The court overruled the renewed demurrer and defendant excepts.
1. The plaintiff has alleged facts sufficient to show that the negligence of the defendant was the proximate cause of the accident. The petition does not affirmatively show that the victim's motor scooter was not under control or that the operator was overrunning his vision at an excessive rate of speed, and it is a matter of defense for the city to prove to the contrary. It does not appear from the petition that, if the, defendant was negligent, its negligence was too remote to be considered the proximate cause of the accident.
2. Although, until 1952, dependency Was a condition to an action to recover for the homicide of a child, the intention of the legislature that year is clear when it struck the provision of the Code ( 105-1307) relating to dependency. Therefore, a father may, if there is no mother, wife or children, recover for the homicide of a child, minor or sui juris, irrespective of dependency.

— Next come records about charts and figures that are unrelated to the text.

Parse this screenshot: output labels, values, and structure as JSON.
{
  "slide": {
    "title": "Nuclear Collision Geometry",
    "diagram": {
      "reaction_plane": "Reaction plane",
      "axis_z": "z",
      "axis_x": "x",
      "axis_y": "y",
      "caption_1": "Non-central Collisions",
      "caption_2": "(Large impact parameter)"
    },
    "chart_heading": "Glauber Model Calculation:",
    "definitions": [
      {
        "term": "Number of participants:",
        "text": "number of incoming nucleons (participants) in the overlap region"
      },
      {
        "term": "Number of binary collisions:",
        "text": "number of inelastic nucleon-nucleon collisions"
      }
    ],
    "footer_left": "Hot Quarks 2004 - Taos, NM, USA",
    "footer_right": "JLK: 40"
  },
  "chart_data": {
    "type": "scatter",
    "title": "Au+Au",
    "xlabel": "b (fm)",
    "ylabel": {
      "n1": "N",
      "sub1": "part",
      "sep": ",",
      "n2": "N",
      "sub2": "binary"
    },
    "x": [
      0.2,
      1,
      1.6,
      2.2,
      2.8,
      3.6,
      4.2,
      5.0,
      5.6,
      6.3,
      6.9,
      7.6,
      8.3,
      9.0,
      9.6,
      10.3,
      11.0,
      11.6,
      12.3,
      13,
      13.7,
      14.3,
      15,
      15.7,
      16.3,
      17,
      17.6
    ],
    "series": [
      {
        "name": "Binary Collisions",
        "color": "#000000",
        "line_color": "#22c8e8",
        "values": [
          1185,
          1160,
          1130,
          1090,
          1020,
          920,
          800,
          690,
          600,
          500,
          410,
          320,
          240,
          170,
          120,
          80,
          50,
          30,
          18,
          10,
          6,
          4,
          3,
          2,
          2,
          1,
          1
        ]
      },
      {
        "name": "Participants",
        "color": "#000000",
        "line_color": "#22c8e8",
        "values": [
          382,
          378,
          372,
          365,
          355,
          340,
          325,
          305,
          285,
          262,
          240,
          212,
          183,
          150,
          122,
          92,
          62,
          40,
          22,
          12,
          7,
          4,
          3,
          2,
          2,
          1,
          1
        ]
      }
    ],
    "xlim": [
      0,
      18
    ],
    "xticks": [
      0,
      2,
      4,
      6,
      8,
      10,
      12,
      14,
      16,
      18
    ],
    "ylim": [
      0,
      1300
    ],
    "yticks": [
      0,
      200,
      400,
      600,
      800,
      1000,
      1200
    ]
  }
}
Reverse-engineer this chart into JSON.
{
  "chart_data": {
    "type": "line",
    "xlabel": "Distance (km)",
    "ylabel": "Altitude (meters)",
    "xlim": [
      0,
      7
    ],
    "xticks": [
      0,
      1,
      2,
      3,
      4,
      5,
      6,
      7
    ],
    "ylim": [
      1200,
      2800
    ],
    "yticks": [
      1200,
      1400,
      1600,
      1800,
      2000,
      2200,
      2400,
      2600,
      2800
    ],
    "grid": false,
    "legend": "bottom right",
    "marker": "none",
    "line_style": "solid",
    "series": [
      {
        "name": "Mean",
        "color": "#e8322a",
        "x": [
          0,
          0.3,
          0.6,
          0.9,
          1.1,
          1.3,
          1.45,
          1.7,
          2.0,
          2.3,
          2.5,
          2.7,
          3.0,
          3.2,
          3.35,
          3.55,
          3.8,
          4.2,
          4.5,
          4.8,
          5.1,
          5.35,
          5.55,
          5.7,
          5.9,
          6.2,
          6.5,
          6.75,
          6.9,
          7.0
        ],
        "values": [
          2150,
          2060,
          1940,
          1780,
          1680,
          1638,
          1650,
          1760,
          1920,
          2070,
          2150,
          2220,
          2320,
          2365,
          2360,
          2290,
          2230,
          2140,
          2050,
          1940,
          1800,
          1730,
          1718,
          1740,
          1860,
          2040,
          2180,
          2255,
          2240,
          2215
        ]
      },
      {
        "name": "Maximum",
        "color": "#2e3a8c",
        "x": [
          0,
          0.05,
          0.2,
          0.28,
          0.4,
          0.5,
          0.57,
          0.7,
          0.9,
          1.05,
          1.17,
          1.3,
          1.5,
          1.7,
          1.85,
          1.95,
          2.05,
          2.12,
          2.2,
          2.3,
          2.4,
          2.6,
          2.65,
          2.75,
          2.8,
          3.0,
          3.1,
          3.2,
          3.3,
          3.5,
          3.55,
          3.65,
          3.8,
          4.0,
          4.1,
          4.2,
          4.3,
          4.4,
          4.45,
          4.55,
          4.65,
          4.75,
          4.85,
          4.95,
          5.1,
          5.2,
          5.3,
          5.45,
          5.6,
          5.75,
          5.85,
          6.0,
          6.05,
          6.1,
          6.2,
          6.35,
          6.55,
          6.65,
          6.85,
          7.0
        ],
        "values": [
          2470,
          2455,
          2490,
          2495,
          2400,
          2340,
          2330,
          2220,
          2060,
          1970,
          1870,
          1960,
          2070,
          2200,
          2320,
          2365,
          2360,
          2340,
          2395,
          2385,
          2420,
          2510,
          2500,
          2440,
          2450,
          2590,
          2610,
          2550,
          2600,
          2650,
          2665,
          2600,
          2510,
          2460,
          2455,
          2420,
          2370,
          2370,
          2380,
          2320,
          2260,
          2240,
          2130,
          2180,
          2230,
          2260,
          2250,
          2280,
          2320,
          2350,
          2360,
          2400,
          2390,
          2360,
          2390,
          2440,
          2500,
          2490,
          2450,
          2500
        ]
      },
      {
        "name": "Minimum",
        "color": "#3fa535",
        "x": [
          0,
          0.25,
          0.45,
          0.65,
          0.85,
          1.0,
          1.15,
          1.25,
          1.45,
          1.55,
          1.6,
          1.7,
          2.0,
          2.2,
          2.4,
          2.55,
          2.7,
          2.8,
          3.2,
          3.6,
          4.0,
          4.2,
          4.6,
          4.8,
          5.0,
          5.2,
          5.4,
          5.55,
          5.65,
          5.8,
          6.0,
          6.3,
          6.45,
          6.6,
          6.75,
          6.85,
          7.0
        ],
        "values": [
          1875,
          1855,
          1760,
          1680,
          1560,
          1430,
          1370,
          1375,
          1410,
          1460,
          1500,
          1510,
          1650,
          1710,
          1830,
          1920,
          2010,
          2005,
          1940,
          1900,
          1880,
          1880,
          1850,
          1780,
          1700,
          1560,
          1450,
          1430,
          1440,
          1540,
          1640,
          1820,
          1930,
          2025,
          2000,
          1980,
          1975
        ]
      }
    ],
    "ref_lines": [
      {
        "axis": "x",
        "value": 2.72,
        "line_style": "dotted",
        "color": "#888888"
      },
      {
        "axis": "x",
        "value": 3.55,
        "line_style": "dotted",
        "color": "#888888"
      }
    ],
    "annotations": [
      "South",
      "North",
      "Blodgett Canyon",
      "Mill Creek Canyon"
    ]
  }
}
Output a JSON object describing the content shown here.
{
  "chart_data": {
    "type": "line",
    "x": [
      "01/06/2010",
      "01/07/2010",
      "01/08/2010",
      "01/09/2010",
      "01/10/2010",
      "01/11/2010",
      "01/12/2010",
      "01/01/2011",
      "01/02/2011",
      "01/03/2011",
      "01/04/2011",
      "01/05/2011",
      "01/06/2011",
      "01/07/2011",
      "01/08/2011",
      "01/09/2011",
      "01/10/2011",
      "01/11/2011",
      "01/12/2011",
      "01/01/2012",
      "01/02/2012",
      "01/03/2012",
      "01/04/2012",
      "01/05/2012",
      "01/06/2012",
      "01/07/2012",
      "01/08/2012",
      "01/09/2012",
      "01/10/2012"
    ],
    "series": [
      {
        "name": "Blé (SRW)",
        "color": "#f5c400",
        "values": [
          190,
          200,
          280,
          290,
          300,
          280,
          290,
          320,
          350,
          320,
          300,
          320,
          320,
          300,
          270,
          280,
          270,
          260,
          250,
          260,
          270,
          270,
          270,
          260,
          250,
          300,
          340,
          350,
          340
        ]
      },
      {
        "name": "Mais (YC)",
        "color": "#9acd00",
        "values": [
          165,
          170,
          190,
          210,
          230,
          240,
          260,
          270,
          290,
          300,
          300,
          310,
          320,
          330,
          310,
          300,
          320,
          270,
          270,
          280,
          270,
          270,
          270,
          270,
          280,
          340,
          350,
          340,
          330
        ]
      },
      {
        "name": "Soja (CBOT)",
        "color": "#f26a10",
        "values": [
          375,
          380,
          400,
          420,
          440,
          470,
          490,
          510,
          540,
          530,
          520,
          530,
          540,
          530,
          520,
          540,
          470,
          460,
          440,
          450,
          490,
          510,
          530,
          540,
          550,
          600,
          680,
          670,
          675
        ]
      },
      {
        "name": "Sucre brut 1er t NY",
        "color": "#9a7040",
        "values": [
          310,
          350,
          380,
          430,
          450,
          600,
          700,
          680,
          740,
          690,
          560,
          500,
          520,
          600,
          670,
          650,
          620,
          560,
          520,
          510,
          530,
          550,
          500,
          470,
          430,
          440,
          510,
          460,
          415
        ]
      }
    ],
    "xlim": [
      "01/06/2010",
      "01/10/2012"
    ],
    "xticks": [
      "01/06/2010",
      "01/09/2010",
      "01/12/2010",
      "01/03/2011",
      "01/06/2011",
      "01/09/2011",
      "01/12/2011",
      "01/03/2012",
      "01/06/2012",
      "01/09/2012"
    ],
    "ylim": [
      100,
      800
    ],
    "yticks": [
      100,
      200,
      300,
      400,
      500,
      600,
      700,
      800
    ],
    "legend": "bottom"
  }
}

4. The purpose of the written notice required under Code Ann. 69-308 is to put the city on notice so that it can investigate a claim for the purpose of determining whether it chooses to adjust the claim or contest its validity in the courts. Slight inaccuracies of the facts will not render the notice invalid. Aldred v. City of Summerrville, 215 Ga. 651 (113 S. E. 2d 108). Moreover, the city under the established principle of law cited, became estopped when, in its acknowledgment of the notice (Exhibit "B") it stated that it had made a complete and thorough investigation of the claim and that it denied the claim, the sole purpose of notice being to provide opportunity for complete investigation.
The court did not err in overruling the demurrers to the plaintiff's petition.
Judgment affirmed. Nichols and Bell, JJ., concur.
Robert F. Lyle, contra.
William B. Jones, for plaintiff in error.